You remember Duncan, don’t you?

Toy Basket

Here he is right after we brought him home, sitting in his toy basket.

He doesn’t quite fit inside it any more.

No Room!

Duncan is quite camera shy.  We get loads of pictures of his butt, which, in my opinion, is not his best feature.  The face doesn’t stay still long enough for photo-ops.  Apparently, he will never run for Congress.

But the little guy has had quite a good time.  He is love, played with, pampered.  He has even had a vacation at the shore.  Here he is on a rocky beach in Maine.  When the rocks are wet, looking for Duncan is very much like playing Where’s Waldo.

When the rocks are wet, looking for Duncan is very much like playing Where's Waldo

Got any Sushi?

Now, let’s see if I can do this.  I took some video inspired by Will of Marking Our Territory, alerted me to a fast and easy way to destroy my iPad.  So naturally I tried it!

And I uploaded my very first YouTube video.

Shit, I’m a rotten videographer …. but I’m a great dog mom!  How many dogs get $300 dog toys?

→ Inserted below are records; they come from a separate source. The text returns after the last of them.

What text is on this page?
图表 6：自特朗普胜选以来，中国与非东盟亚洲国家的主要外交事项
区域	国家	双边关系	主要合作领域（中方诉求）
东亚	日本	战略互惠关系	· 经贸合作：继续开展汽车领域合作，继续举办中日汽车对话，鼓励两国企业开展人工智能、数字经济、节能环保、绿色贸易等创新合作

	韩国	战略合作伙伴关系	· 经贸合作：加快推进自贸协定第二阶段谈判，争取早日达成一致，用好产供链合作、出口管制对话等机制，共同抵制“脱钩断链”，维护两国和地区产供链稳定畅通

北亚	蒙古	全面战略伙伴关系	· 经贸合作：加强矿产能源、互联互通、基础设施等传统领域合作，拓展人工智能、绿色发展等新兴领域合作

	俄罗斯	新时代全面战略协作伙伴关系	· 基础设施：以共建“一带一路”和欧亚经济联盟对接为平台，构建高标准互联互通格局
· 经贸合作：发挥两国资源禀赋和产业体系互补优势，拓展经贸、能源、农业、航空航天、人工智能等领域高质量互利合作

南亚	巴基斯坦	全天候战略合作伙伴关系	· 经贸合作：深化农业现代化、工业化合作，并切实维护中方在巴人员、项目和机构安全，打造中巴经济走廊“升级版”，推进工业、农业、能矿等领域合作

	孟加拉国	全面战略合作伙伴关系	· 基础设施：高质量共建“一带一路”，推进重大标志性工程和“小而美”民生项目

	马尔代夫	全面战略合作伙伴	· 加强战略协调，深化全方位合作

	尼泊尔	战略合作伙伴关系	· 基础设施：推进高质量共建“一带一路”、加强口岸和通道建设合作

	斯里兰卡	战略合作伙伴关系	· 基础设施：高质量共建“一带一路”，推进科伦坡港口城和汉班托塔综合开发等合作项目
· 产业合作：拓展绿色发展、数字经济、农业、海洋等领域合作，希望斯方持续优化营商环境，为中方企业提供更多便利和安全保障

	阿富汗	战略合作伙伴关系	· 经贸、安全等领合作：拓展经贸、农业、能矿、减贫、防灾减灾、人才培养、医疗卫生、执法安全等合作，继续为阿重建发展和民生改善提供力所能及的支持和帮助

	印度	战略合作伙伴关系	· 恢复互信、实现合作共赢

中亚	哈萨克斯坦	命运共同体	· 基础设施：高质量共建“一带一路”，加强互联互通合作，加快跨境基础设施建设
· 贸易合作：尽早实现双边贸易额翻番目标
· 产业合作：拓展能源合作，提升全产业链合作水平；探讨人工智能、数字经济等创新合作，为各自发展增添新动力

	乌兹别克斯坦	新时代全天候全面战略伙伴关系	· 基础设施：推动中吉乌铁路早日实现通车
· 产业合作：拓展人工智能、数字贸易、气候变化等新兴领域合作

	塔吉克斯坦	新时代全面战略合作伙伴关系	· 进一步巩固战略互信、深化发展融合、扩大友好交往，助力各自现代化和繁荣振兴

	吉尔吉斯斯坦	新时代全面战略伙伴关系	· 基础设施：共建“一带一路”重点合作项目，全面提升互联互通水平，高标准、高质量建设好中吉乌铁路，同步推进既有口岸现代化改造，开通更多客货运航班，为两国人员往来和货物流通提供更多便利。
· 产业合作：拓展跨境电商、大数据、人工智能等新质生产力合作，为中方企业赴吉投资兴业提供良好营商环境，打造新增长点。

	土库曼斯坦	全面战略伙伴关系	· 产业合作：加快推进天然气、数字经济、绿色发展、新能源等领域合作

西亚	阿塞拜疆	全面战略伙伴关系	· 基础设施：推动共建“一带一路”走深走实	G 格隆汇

Anybody got an extra iPad?

73 Comments

Filed under Bloggin' Buddies, Dogs, Duncan, Fashion, Health and Medicine, Humor, Pets, Wild Beasts

Angel/Demon

My mother used to caution me:

“Be careful what you wish for,” she’d say.

“Why?” I’d ask.

“Because you might just get it.”

Her response usually baffled me.  As a kid growing up in what I thought was abject poverty (ummm, not even close), I felt like I never got what I asked for.  Or if I did, one of my four siblings had used it first.  Or “it” didn’t really live up to my expectations.  Or getting “it” not precisely what I expected.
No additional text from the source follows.